Моим утешением было то, что я еще могу говорить и сам ходить на своих двоих в туалет. А вот недостатком в наших с ним отношениях было то, что Саша слышал меня, мои слова и монологи, которые я частенько бубню вечерами. Его зрачки следили за моими движениями, иногда я пытался разгадывать с Сашей сканворды, но он никогда не отвечал. Лишь смотрел на меня своими бледными и тусклыми глазами и чего-то ждал. Будто я святой ангел и тяну с решением забрать его душу на тот свет.
Надолго я здесь? Я не знаю и не хочу знать.
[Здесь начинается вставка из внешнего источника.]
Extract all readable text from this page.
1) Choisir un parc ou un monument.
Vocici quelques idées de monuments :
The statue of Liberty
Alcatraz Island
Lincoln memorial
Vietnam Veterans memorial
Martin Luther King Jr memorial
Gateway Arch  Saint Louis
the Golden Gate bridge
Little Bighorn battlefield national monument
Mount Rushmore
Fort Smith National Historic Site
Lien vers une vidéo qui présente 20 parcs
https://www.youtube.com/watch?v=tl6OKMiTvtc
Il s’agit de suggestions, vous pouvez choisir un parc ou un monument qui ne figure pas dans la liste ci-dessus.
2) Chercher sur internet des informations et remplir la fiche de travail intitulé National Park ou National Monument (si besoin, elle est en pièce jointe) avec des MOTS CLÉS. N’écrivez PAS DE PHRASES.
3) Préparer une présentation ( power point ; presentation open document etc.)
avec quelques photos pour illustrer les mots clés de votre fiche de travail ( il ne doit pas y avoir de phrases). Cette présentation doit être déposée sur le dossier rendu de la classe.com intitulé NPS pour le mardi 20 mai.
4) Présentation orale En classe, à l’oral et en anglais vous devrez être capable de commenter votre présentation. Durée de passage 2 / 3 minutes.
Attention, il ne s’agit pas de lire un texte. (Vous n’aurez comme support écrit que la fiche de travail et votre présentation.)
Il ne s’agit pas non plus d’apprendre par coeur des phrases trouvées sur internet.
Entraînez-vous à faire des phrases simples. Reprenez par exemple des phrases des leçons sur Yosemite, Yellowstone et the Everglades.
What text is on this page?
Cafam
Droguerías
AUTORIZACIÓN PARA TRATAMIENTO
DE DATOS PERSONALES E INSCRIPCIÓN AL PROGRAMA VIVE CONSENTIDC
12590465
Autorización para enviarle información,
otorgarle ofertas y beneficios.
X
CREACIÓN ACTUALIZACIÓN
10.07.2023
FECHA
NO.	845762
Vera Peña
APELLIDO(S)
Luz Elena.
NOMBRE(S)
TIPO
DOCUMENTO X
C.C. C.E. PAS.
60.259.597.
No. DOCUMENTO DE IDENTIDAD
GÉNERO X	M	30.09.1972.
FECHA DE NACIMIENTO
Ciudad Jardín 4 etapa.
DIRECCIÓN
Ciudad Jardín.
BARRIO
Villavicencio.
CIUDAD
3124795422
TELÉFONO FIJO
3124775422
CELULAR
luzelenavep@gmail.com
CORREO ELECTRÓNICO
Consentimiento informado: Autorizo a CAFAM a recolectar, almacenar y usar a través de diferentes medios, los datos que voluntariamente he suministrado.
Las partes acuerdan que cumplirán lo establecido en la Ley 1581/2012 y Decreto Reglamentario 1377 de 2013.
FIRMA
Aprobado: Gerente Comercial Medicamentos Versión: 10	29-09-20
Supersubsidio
Я могу ходить, но у меня нет даже толики желания выйти на улицу и подышать холодным осенним воздухом.
Мне дают какие-то уколы, обезболивающее на букву Т, которые я никак не могу запомнить, но мой лучший наркоз от этой жизни – это сон. Палитра за окном разбавила серо-черные оттенки бледно – желтыми лучами солнца. Мы находились в богом забытом месте. В лесной глуши в паре автобусных остановок от города. Меня пугала эта отчужденность от цивилизации. Гостей в этой больнице было немного: Сестры милосердия, православные попы и редкие проверки сан эпид надзора, перед приходом последних усиленно травили тараканов и клопов по всем этажам.